I will definitely retest with another lab recommended here before the first application in the spring. Would you all still do a nitrogen blitz this fall? I recently over seeded KBG into a heavy PGR application and finally see some sprouts after a week in. I have the N-Ext Overseed Pack I was planning on spraying here shortly but also don't want to have excessively high nitrogen to the point where I'm causing harm... thoughts?


----------



## ksturfguy (Sep 25, 2018)

Damn your numbers are crazy high 

I would definitely lay off the milo for awhile lol. You can probably still spoon feed your lawn N through the fall but that's it. Are you seeing excessive growth?


----------



## RBall (Mar 16, 2021)

Like crazy high enough to the point I'm causing myself issues with growing turf? Ever since finding the Youtube Videos/this forum, my goal is golf course fairway quality. I can't believe they are this high - I'm leaning towards the sample is too close to the most recent fert app or something is off here.
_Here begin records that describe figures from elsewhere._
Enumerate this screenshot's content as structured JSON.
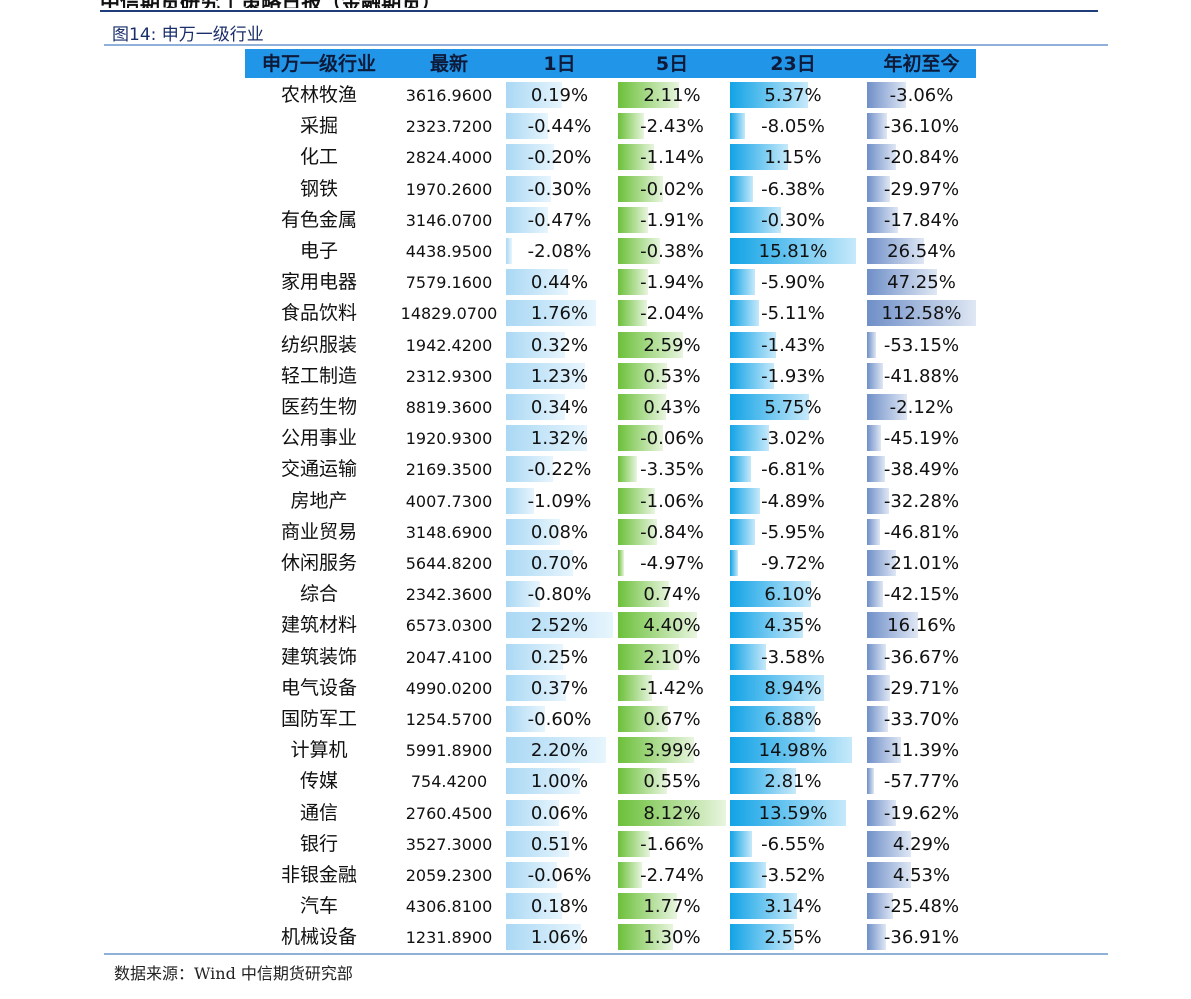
{
  "doc": {
    "top_cut_text": "中信期货研究 | 策略日报（金融期货）",
    "caption": "图14: 申万一级行业",
    "source": "数据来源：Wind    中信期货研究部"
  },
  "table": {
    "headers": [
      "申万一级行业",
      "最新",
      "1日",
      "5日",
      "23日",
      "年初至今"
    ],
    "rows": [
      {
        "name": "农林牧渔",
        "latest": "3616.9600",
        "d1": "0.19%",
        "d5": "2.11%",
        "d23": "5.37%",
        "ytd": "-3.06%"
      },
      {
        "name": "采掘",
        "latest": "2323.7200",
        "d1": "-0.44%",
        "d5": "-2.43%",
        "d23": "-8.05%",
        "ytd": "-36.10%"
      },
      {
        "name": "化工",
        "latest": "2824.4000",
        "d1": "-0.20%",
        "d5": "-1.14%",
        "d23": "1.15%",
        "ytd": "-20.84%"
      },
      {
        "name": "钢铁",
        "latest": "1970.2600",
        "d1": "-0.30%",
        "d5": "-0.02%",
        "d23": "-6.38%",
        "ytd": "-29.97%"
      },
      {
        "name": "有色金属",
        "latest": "3146.0700",
        "d1": "-0.47%",
        "d5": "-1.91%",
        "d23": "-0.30%",
        "ytd": "-17.84%"
      },
      {
        "name": "电子",
        "latest": "4438.9500",
        "d1": "-2.08%",
        "d5": "-0.38%",
        "d23": "15.81%",
        "ytd": "26.54%"
      },
      {
        "name": "家用电器",
        "latest": "7579.1600",
        "d1": "0.44%",
        "d5": "-1.94%",
        "d23": "-5.90%",
        "ytd": "47.25%"
      },
      {
        "name": "食品饮料",
        "latest": "14829.0700",
        "d1": "1.76%",
        "d5": "-2.04%",
        "d23": "-5.11%",
        "ytd": "112.58%"
      },
      {
        "name": "纺织服装",
        "latest": "1942.4200",
        "d1": "0.32%",
        "d5": "2.59%",
        "d23": "-1.43%",
        "ytd": "-53.15%"
      },
      {
        "name": "轻工制造",
        "latest": "2312.9300",
        "d1": "1.23%",
        "d5": "0.53%",
        "d23": "-1.93%",
        "ytd": "-41.88%"
      },
      {
        "name": "医药生物",
        "latest": "8819.3600",
        "d1": "0.34%",
        "d5": "0.43%",
        "d23": "5.75%",
        "ytd": "-2.12%"
      },
      {
        "name": "公用事业",
        "latest": "1920.9300",
        "d1": "1.32%",
        "d5": "-0.06%",
        "d23": "-3.02%",
        "ytd": "-45.19%"
      },
      {
        "name": "交通运输",
        "latest": "2169.3500",
        "d1": "-0.22%",
        "d5": "-3.35%",
        "d23": "-6.81%",
        "ytd": "-38.49%"
      },
      {
        "name": "房地产",
        "latest": "4007.7300",
        "d1": "-1.09%",
        "d5": "-1.06%",
        "d23": "-4.89%",
        "ytd": "-32.28%"
      },
      {
        "name": "商业贸易",
        "latest": "3148.6900",
        "d1": "0.08%",
        "d5": "-0.84%",
        "d23": "-5.95%",
        "ytd": "-46.81%"
      },
      {
        "name": "休闲服务",
        "latest": "5644.8200",
        "d1": "0.70%",
        "d5": "-4.97%",
        "d23": "-9.72%",
        "ytd": "-21.01%"
      },
      {
        "name": "综合",
        "latest": "2342.3600",
        "d1": "-0.80%",
        "d5": "0.74%",
        "d23": "6.10%",
        "ytd": "-42.15%"
      },
      {
        "name": "建筑材料",
        "latest": "6573.0300",
        "d1": "2.52%",
        "d5": "4.40%",
        "d23": "4.35%",
        "ytd": "16.16%"
      },
      {
        "name": "建筑装饰",
        "latest": "2047.4100",
        "d1": "0.25%",
        "d5": "2.10%",
        "d23": "-3.58%",
        "ytd": "-36.67%"
      },
      {
        "name": "电气设备",
        "latest": "4990.0200",
        "d1": "0.37%",
        "d5": "-1.42%",
        "d23": "8.94%",
        "ytd": "-29.71%"
      },
      {
        "name": "国防军工",
        "latest": "1254.5700",
        "d1": "-0.60%",
        "d5": "0.67%",
        "d23": "6.88%",
        "ytd": "-33.70%"
      },
      {
        "name": "计算机",
        "latest": "5991.8900",
        "d1": "2.20%",
        "d5": "3.99%",
        "d23": "14.98%",
        "ytd": "-11.39%"
      },
      {
        "name": "传媒",
        "latest": "754.4200",
        "d1": "1.00%",
        "d5": "0.55%",
        "d23": "2.81%",
        "ytd": "-57.77%"
      },
      {
        "name": "通信",
        "latest": "2760.4500",
        "d1": "0.06%",
        "d5": "8.12%",
        "d23": "13.59%",
        "ytd": "-19.62%"
      },
      {
        "name": "银行",
        "latest": "3527.3000",
        "d1": "0.51%",
        "d5": "-1.66%",
        "d23": "-6.55%",
        "ytd": "4.29%"
      },
      {
        "name": "非银金融",
        "latest": "2059.2300",
        "d1": "-0.06%",
        "d5": "-2.74%",
        "d23": "-3.52%",
        "ytd": "4.53%"
      },
      {
        "name": "汽车",
        "latest": "4306.8100",
        "d1": "0.18%",
        "d5": "1.77%",
        "d23": "3.14%",
        "ytd": "-25.48%"
      },
      {
        "name": "机械设备",
        "latest": "1231.8900",
        "d1": "1.06%",
        "d5": "1.30%",
        "d23": "2.55%",
        "ytd": "-36.91%"
      }
    ]
  },
  "colors": {
    "header_bg": "#2196e8",
    "bar_1d": "#aad8f4",
    "bar_5d": "#6cc03a",
    "bar_23d": "#12a3e6",
    "bar_ytd": "#6f8fc8"
  }
}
I am not seeing excessive growth which is the strange part. I struggle with the trees in our area (acorns, water consumption, ph) and in the front, I have to over seed every year or it's worn out / half dead by end of year. I've been cutting at 2".


----------



## ksturfguy (Sep 25, 2018)

how close to your most recent app did you do your soil test? and is Milo the only fert you've used? I'm not a big fan of milo, one because it's expensive and 2 it has a lot of P in it. A lot of lawns do not need P or at least not very much.


----------



## RBall (Mar 16, 2021)

I applied .6lbs/N per 1,000 on July 2nd - .25 of that was Milo, the rest was a GrassPad High Iron Blend Mix.
The sample was taken probably Mid August timeframe.

Nitrogen Log from my Excel Table:
March - 1LB/1,000
April - 1LB/1,000
May - 1LB/1,000
June - .6lbs/1,000
July - .6lbs/1,000
August - No Fert Applied

Hope this helps. 
Will these numbers level out after the growing season and become "normal" come spring time? I'm just worried if I do a fall blitz of any kind, I don't want to negatively impact the turf health.


----------



## ksturfguy (Sep 25, 2018)

You've already applied 4.2 LBS of N. Most universities recommend 3-4 LBS per year so you've already reached that. I don't think you would do major harm if you apply a little more and get to 5 LBS of N but also probably not needed either. In the future don't apply as much in the spring/summer.


----------



## TheCutShop (Jun 24, 2021)

How does it look? Let's see it.


----------



## RBall (Mar 16, 2021)

I'll try to post some pics. I ran the sunjoe dethatcher and scarifier through it and it basically ripped up everything to almost bare. Which tells me my root system was horrible.

Based on my PH, is there any suggestions for lbs or lime and when? The extension office didn't suggest any but it's a low ph.


----------



## g-man (Jun 15, 2017)

Call them. They should tell you exactly how much to use based on the soil test.


----------



## RBall (Mar 16, 2021)

Tried both the lab and the county extension office and both responses are the same - I don't need any lime. I'll throw down a couple bags of lime after the last mow of the season but am going blind really. I'll test with labs recommended here in the spring but wanted to get a head start on correcting it.


----------



## g-man (Jun 15, 2017)

5.1 needs lime. Don't just go blind. Get a better soil lab test.


----------